In all simulations, we conduct a two-sided t-test with size \(\alpha = 0.01\).

def _power(nobs, n_sim):
    res_df = pd.DataFrame()

    for N in nobs:
        dim_reject_null_arr = np.zeros(n_sim)
        cuped_reject_null_arr = np.zeros(n_sim)
        panel_reject_null_arr = np.zeros(n_sim)

        for i in tqdm(range(n_sim)):
            data = get_sharkfin(
                num_units=N,
                num_periods=30,
                num_treated=int(N / 2),
                treatment_start=15,
                seed=i,
                sigma_unit=18,
            )
            data.rename(
                columns={"Y": "minutes_watched", "unit": "user", "year": "day"},
                inplace=True,
            )

            fit_dim = _difference_in_means(data)
            fit_cuped, _ = _regression_cuped(data)
            fit_panel = pf.feols(
                "minutes_watched ~ treat | user + day", data=data, vcov={"CRV1": "user"}
            )

            dim_reject_null_arr[i] = fit_dim.pvalue().xs("treat") < 0.01
            cuped_reject_null_arr[i] = fit_cuped.pvalue().xs("treat") < 0.01
            panel_reject_null_arr[i] = fit_panel.pvalue().xs("treat") < 0.01

        dim_reject_null_mean = np.mean(dim_reject_null_arr)
        cuped_reject_null_mean = np.mean(cuped_reject_null_arr)
        panel_reject_null_mean = np.mean(panel_reject_null_arr)
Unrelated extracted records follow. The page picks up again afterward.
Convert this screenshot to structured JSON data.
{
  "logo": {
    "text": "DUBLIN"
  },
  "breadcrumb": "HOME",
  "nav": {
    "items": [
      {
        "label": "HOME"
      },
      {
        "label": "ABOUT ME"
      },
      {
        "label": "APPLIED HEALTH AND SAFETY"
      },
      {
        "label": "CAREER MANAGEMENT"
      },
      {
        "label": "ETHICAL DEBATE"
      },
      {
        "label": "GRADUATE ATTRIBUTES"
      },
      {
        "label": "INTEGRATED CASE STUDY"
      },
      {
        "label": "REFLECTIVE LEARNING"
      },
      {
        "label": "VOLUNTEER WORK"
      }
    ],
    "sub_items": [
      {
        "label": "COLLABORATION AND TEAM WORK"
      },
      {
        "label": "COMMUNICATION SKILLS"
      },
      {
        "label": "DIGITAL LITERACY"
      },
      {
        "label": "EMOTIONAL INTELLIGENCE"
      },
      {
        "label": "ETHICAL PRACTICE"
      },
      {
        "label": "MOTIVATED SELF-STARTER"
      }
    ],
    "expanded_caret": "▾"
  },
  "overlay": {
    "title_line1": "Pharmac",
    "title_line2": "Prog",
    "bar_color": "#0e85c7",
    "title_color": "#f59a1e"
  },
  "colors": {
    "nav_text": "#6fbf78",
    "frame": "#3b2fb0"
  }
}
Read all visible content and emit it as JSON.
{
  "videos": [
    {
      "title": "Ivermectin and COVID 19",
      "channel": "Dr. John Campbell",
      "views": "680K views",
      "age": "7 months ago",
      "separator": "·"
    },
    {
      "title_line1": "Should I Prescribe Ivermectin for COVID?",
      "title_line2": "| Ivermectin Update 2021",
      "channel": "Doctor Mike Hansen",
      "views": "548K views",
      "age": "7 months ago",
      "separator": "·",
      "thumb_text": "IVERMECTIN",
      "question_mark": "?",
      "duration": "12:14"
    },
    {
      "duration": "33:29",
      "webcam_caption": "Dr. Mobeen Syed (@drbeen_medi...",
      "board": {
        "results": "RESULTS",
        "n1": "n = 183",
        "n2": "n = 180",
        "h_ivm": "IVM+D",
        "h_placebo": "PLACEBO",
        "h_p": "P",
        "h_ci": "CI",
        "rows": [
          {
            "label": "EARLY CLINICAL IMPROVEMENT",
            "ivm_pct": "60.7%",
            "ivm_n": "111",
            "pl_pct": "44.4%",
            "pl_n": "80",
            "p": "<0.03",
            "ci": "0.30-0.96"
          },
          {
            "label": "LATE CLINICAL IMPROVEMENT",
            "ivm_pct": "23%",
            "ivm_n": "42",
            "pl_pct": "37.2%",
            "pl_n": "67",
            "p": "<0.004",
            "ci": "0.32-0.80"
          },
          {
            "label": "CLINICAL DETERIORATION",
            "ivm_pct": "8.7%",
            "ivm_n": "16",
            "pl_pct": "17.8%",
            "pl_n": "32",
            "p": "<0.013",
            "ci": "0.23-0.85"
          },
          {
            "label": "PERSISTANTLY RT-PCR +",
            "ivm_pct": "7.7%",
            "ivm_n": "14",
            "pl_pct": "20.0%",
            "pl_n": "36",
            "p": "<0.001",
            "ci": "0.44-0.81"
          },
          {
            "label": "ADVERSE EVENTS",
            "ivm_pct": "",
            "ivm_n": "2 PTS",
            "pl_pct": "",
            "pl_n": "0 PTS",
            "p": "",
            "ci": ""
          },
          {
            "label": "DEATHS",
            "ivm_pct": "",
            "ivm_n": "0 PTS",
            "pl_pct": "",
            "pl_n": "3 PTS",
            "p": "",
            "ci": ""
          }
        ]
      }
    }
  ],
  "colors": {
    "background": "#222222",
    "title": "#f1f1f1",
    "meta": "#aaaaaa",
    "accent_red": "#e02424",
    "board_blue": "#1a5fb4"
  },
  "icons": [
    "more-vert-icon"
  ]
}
        res = pd.DataFrame(
            {
                "N": [N],
                "Difference-in-Means": [dim_reject_null_mean],
                "Cuped": [cuped_reject_null_mean],
                "Panel": [panel_reject_null_mean],
            }
        )

        res_df = pd.concat([res_df, res], axis=0, ignore_index=True)

    return res_df
# TODO: set n_sim higher
power_df = _power(nobs=[100, 500, 1000, 5_000, 10_000, 100_000], n_sim=10)
100%|██████████| 10/10 [00:30<00:00,  3.01s/it]
100%|██████████| 10/10 [00:07<00:00,  1.41it/s]
100%|██████████| 10/10 [00:06<00:00,  1.46it/s]
100%|██████████| 10/10 [00:10<00:00,  1.02s/it]
100%|██████████| 10/10 [00:12<00:00,  1.26s/it]
100%|██████████| 10/10 [00:53<00:00,  5.31s/it]
display(power_df)
N Difference-in-Means Cuped Panel
0 100 0.5 0.1 0.1
1 500 0.4 0.9 0.9
2 1000 0.7 1.0 1.0
3 5000 0.5 1.0 1.0
4 10000 0.6 1.0 1.0
5 100000 0.9 1.0 1.0

CUPED and the panel estimator achieve 90% power with 500 observations, while the difference in means-estimator requires a sample that is orders of magnitude larger. To conclude, we should mention that these effects stem from a stylized exmaple data set - in practice, the gains from CUPED / panel methods for variance reduction are much lower - companies with access to high quality panel data report reductions of 10% to 50% (see e.g. this paper by Microsoft Bing).

When does CUPED not work?

CUPED only works when we explain a lot of “residual” variation, which in our example data set is controlled by the sigma_unit parameter. Let’s see what happens if we drastically reduce it - we now change the parameter from 18 to 4.

We repeat the standard error monte carlo simulation, but set sigma_unit = 4.

se_sim_1 = _run_simulation(N=100_000, sigma_unit=4, n_sim=10)
100%|██████████| 10/10 [00:48<00:00,  4.89s/it]
display(se_sim_1)
Difference-in-Means    0.006852
Cuped                  0.004174
Panel                  0.004186
dtype: float64

All of a sudden, the difference-in-means estimator has lower variance!

display(se_sim_18)
Difference-in-Means    0.029457
Cuped                  0.004184
Panel                  0.004185
dtype: float64

The reason we do not achieve variance reduction this time is that the addition of pre-treatment covariates / unit fixed effects simply explains less unobserved variance than before.